Louise Lawler. (Andy Warhol and Other Artists) Tulip, 1982. Courtesy the artist and Metro Pictures.
Louise Lawler. (Andy Warhol and Other Artists) Tulip, 1982. Courtesy the artist and Metro Pictures.

Beloved Pictures Generation artist Louise Lawler has studied works of art in their everyday working environments for decades, showing them in museums, collectors’ homes, and auction houses. New York’s Museum of Modern Art is now planning a survey of 40 years of the New York-based artist’s output.

“Louise Lawler: WHY PICTURES NOW” is scheduled for April 30–July 30, 2017. Senior curator Roxana Marcoci is organizing the show, along with curatorial assistant Kelly Sidley.

Louise Lawler, Still Life (Candle) (adjusted to fit). 2003/2016. Courtesy the artist and Metro Pictures.
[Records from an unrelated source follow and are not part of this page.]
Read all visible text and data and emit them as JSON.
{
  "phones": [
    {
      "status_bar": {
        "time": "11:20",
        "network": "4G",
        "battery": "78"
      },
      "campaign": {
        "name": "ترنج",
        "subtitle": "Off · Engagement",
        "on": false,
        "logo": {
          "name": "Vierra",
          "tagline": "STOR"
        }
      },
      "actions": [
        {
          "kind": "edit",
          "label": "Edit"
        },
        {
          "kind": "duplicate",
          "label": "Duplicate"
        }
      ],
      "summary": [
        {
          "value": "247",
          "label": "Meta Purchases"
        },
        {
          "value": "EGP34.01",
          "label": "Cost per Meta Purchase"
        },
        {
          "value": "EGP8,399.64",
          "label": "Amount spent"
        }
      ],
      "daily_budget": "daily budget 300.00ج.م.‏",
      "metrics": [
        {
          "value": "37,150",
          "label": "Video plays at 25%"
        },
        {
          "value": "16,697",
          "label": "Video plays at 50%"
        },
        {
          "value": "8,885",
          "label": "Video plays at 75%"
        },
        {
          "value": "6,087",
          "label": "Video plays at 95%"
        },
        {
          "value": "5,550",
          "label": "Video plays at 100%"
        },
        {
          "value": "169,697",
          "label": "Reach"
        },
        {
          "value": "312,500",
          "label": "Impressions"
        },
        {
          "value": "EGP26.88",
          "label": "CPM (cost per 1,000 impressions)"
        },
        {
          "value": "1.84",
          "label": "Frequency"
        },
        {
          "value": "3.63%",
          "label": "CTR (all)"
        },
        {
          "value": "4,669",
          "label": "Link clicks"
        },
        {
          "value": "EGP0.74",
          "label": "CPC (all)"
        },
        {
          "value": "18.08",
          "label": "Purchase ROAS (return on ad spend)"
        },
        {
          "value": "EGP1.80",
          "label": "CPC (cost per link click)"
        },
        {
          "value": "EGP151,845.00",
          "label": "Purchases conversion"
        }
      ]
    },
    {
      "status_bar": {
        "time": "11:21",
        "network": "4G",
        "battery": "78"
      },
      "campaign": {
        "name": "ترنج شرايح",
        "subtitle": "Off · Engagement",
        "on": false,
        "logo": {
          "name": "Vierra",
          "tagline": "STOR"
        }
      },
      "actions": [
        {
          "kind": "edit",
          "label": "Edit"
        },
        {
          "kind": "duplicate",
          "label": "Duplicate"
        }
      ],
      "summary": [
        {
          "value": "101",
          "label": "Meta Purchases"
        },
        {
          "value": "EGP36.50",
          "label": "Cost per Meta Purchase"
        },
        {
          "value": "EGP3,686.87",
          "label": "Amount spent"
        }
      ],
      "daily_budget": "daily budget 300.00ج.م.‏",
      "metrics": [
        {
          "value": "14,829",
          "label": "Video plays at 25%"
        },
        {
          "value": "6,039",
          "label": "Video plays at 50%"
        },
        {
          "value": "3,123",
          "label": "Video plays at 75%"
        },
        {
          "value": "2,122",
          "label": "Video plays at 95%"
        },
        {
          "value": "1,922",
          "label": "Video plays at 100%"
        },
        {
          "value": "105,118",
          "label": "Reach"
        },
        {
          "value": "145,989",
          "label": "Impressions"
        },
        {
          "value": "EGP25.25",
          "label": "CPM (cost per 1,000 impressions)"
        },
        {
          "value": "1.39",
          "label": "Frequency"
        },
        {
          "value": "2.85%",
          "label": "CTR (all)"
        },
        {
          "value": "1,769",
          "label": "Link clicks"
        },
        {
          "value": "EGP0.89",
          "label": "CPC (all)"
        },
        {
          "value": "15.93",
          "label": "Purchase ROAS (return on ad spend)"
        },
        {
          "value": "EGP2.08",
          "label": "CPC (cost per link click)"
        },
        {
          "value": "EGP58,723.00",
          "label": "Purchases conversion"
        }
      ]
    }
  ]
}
The MoMA show will include not only her trademark photographs, but also a popular sound work, Birdcalls (1972–81), in which Lawler chirps the names of famous male artists, including Joseph Beuys, Donald Judd, Sol LeWitt, and Gerhard Richter, among others. Birdcalls will be installed in the museum’s sculpture garden, and can also be heard at Dia:Beacon as part of their ongoing exhibition programming. The show was inspired by Lawler’s work helping to organize an all-male exhibition in 1971 that was spearheaded by independent curator Willoughby Sharp.

Louise Lawler, Marie +270, 2010/2012. Courtesy the Museum of Modern Art, New York.

Lawler’s study of art in its commercial context will be complemented by the display of a work by a younger artist that highlights a different kind of economy. The sculpture New York State Unified Court System, by artist Cameron Rowland, included in the artist’s knockout exhibition at Artists Space this winter, takes the form of four oak benches used in courtrooms and built using prison labor.

Lawler, too, has explicitly addressed social and political subjects, for example with her Helms Amendment (1989), which incorporates the text of contemporaneous legislation prohibiting federal funding for AIDS research. It was on view in the Art Basel fair, earlier this month.

Louise Lawler, Big (adjusted to fit), 2002/2003/2016. Courtesy the Museum of Modern Art, New York.

An exhibition catalogue will feature essays by scholars and art historians including Crimp and Marcoci as well as Rhea Anastas, Mieke Bal, and Rosalyn Deutsche.